Here is the Access version:
Public Function ReFormatDate(xdate As String) As String
xdate1 = Nz(xdate, "")
If xdate1 = "" Then
ReFormatDate = ""
Exit Function
End If
yyear = Val(Mid(xdate1, 1, 4))
ymonth = Val(Mid(xdate1, 6, 2))
If yyear = "9999" Then
ReFormatDate = xdate1
Exit Function
End If
ydate = CDate(ymonth & "/01/" & yyear)
If CommDate48Month = 0 Then
sDate48 = Format(DateAdd("m", -48, Date$), "mm/01/yyyy")
CommDate48Month = CDate(sDate48)
End If
If CommDate00Month = 0 Then
sDate00 = Format(DateAdd("m", -0, Date$), "mm/01/yyyy")
CommDate00Month = CDate(sDate00)
End If
If ydate = CommDate00Month Then
ReFormatDate = " CURRENT"
Else
If ydate < CommDate48Month Then
ReFormatDate = " PRIOR"
Else
ReFormatDate = Format(ydate, "YYYY-MM")
End If
End If
End Function
Here is the SQL version:
CREATE function ReFormatDate (@date varchar(15), @CurrentDate datetime)
RETURNS varchar(15)
AS
BEGIN
/*Converts date to 'yyyy-mm' format*/
DECLARE @ReformatDate varchar(15)
DECLARE @CommDate00Month As Datetime
DECLARE @CommDate48Month As Datetime
DECLARE @date1 varchar(15)
DECLARE @ydate Datetime
DECLARE @sDate00 Datetime
DECLARE @sDate48 Datetime
DECLARE @ymonth varchar(10)
DECLARE @yyear varchar(10)
SET @date1=ISNULL(@date,'')
IF @date1 = '' BEGIN
SET @ReFormatDate = ''
GOTO ExitFunction
END
SET @yyear = SUBSTRING(@date1, 1, 4)
SET @ymonth = SUBSTRING(@date1, 6, 2)
If @yyear = '9999' BEGIN
SET @ReFormatDate = @date1
GOTO ExitFunction
End
SET @ydate = CAST((@ymonth + '/01/' + @yyear) AS Datetime)
SET @sDate48 = convert(char(10),(DateAdd(month, -48, @CurrentDate)),101)
SET @sDate48 = RIGHT('0' + convert(varchar(2), DatePart(month, @sDate48)), 2) + '/01/' + CAST(year(@sDate48) AS varchar(4))
SET @sDate48 = convert(char(10),@sDate48,101)
SET @sDate00 = convert(char(10),(DateAdd(month, -0, @CurrentDate)),101)
SET @sDate00 = RIGHT('0' + convert(varchar(2), DatePart(month, @sDate00)), 2) + '/01/' + CAST(year(@sDate00) AS varchar(4))
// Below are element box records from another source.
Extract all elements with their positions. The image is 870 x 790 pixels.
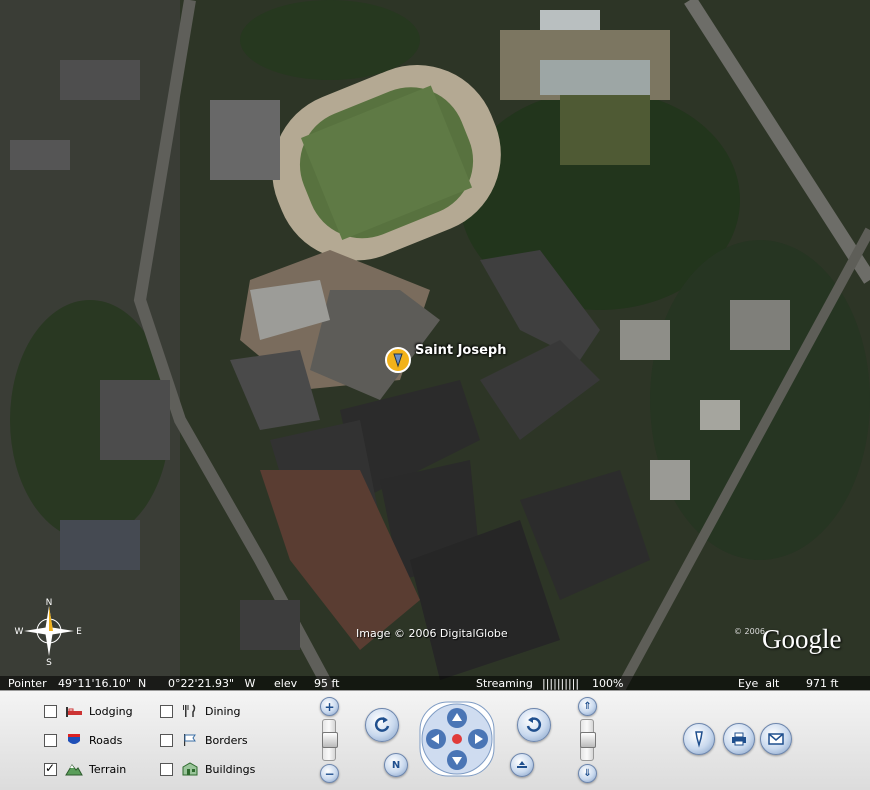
pointer-lon: 0°22'21.93" W [168,677,256,690]
buildings-label: Buildings [205,762,256,776]
building-icon [182,762,198,776]
tilt-down-button[interactable]: ⇓ [578,764,597,783]
pointer-lat: 49°11'16.10" N [58,677,147,690]
streaming-percent: 100% [592,677,624,690]
borders-checkbox[interactable] [160,733,173,747]
compass-icon: N S E W [15,598,83,666]
streaming-label: Streaming [476,677,533,690]
rotate-right-button[interactable] [517,708,551,742]
lodging-checkbox[interactable] [44,704,57,718]
google-logo: Google [762,624,842,654]
compass-e: E [76,627,82,637]
layer-terrain[interactable]: Terrain [44,761,127,776]
streaming-bar: |||||||||| [542,677,580,690]
tilt-slider[interactable] [580,719,596,761]
tilt-up-button[interactable]: ⇑ [578,697,597,716]
terrain-checkbox[interactable] [44,761,57,776]
eye-alt-label: Eye alt [738,677,780,690]
zoom-slider-thumb[interactable] [322,732,338,748]
zoom-slider[interactable] [322,719,338,761]
printer-icon [732,732,746,746]
layer-dining[interactable]: Dining [160,704,241,718]
dining-checkbox[interactable] [160,704,173,718]
tilt-reset-icon [517,761,527,768]
navigation-pad[interactable] [416,698,498,780]
aerial-map-view[interactable]: Saint Joseph Image © 2006 DigitalGlobe ©… [0,0,870,690]
pushpin-icon[interactable] [384,346,412,374]
elev-value: 95 ft [314,677,340,690]
lodging-label: Lodging [89,704,133,718]
layer-buildings[interactable]: Buildings [160,762,255,776]
center-stop-button[interactable] [452,734,462,744]
logo-copyright: © 2006 [734,627,765,636]
envelope-icon [768,733,784,745]
elev-label: elev [274,677,298,690]
mountain-icon [65,764,83,776]
rotate-cw-icon [526,717,542,732]
reset-tilt-button[interactable] [510,753,534,777]
pushpin-add-icon [695,731,703,748]
zoom-in-button[interactable]: + [320,697,339,716]
placemark-label[interactable]: Saint Joseph [415,343,506,358]
compass-w: W [15,627,24,637]
layer-roads[interactable]: Roads [44,733,122,747]
email-button[interactable] [760,723,792,755]
flag-icon [184,734,196,746]
dining-label: Dining [205,704,241,718]
borders-label: Borders [205,733,248,747]
compass-n: N [46,598,53,608]
rotate-ccw-icon [374,717,390,732]
eye-alt-value: 971 ft [806,677,839,690]
google-earth-window: Saint Joseph Image © 2006 DigitalGlobe ©… [0,0,870,790]
layer-borders[interactable]: Borders [160,733,248,747]
fork-knife-icon [183,704,196,717]
terrain-label: Terrain [89,762,127,776]
print-button[interactable] [723,723,755,755]
zoom-out-button[interactable]: − [320,764,339,783]
placemark-button[interactable] [683,723,715,755]
roads-checkbox[interactable] [44,733,57,747]
tilt-slider-thumb[interactable] [580,732,596,748]
north-up-button[interactable]: N [384,753,408,777]
imagery-credit: Image © 2006 DigitalGlobe [356,627,508,640]
bed-icon [66,707,82,717]
compass-s: S [46,658,52,666]
rotate-left-button[interactable] [365,708,399,742]
road-shield-icon [68,734,80,744]
buildings-checkbox[interactable] [160,762,173,776]
layer-lodging[interactable]: Lodging [44,704,133,718]
roads-label: Roads [89,733,123,747]
pointer-label: Pointer [8,677,47,690]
SET @sDate00 = convert(char(10),@sDate00,101)
If @ydate = @sDate00 BEGIN
SET @ReFormatDate = ' CURRENT'
END
Else If @ydate < @sDate48 BEGIN
SET @ReFormatDate = ' PRIOR'
END
Else SET @ReFormatDate = convert(char(07),@ydate,120)
GOTO ExitFunction
ExitFunction:
RETURN @ReformatDate
END
Whenever '9999 Manual' is passed in, I get the error:
Server: Msg 241, Level 16, State 1, Procedure ReFormatDate2, Line 31
Syntax error converting datetime from character string.
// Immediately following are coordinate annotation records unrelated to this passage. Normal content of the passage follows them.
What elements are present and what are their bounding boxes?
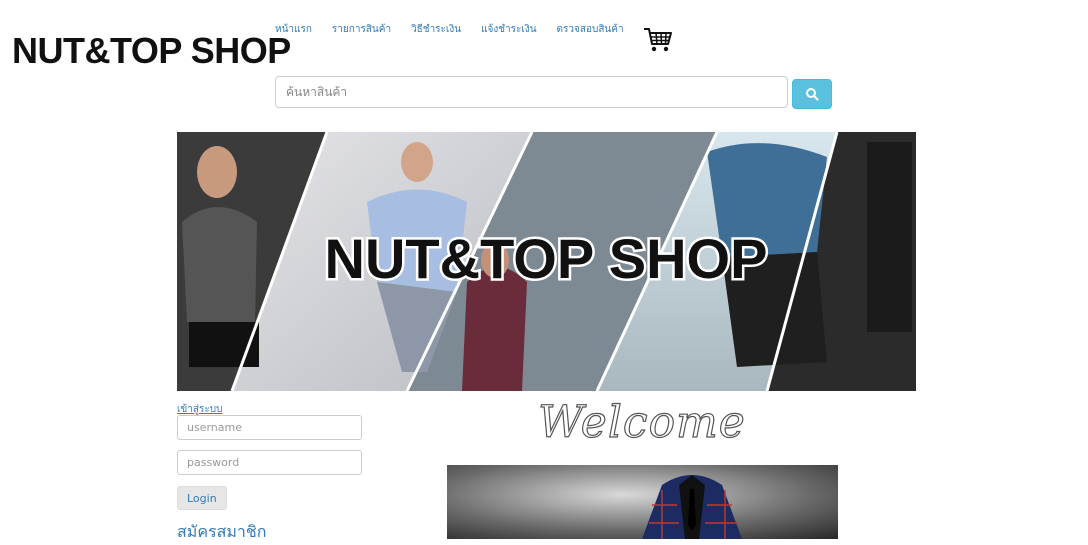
login-button[interactable]: Login: [177, 486, 227, 510]
promo-image: [447, 465, 838, 539]
nav-payment-notify[interactable]: แจ้งชำระเงิน: [481, 22, 536, 37]
banner-title: NUT&TOP SHOP: [325, 227, 768, 290]
search-icon: [806, 88, 819, 101]
cart-icon[interactable]: [643, 26, 673, 54]
register-link[interactable]: สมัครสมาชิก: [177, 520, 266, 545]
password-field[interactable]: [177, 450, 362, 475]
username-field[interactable]: [177, 415, 362, 440]
nav-check-order[interactable]: ตรวจสอบสินค้า: [557, 22, 624, 37]
hero-banner: NUT&TOP SHOP: [177, 132, 916, 391]
top-nav: หน้าแรก รายการสินค้า วิธีชำระเงิน แจ้งชำ…: [275, 22, 644, 37]
nav-products[interactable]: รายการสินค้า: [332, 22, 391, 37]
welcome-heading: Welcome: [538, 396, 746, 448]
nav-home[interactable]: หน้าแรก: [275, 22, 312, 37]
search-button[interactable]: [792, 79, 832, 109]
nav-payment-method[interactable]: วิธีชำระเงิน: [411, 22, 461, 37]
search-input[interactable]: [275, 76, 788, 108]
shop-logo[interactable]: NUT&TOP SHOP: [12, 30, 291, 72]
which is this line: SET @ydate = CAST((@ymonth + '/01/' + @yyear) AS Datetime)
but, i would think this line would have bypassed that:
If @yyear = '9999' BEGIN
SET @ReFormatDate = @date1
GOTO ExitFunction
End
1.) Can anyone tell me why this error might be happening, or what mistake i made, or
2.) Is there an alternate, better way to handle this?
Thanks so much for any help with this problem.
February 3, 2006 at 1:03 pm
I took your code, unmodified & created the function. This SELECT statement worked fine with no errors:
Select dbo.ReFormatDate('9999 Manual', getdate())
Are you certain you are executing the correct version of the function ? Is it created in the database you expect, and is it owned by 'dbo' ?
February 3, 2006 at 3:52 pm
I agree with PW,
Unless you made a typo you are not executing the same UDF that you posted
CREATE function ReFormatDate (@date varchar(15), @CurrentDate datetime)
Server: Msg 241, Level 16, State 1, Procedure ReFormatDate2, Line 31
February 7, 2006 at 3:27 pm
You're right. I just had some bad test data in there. Duh...Thanks guys.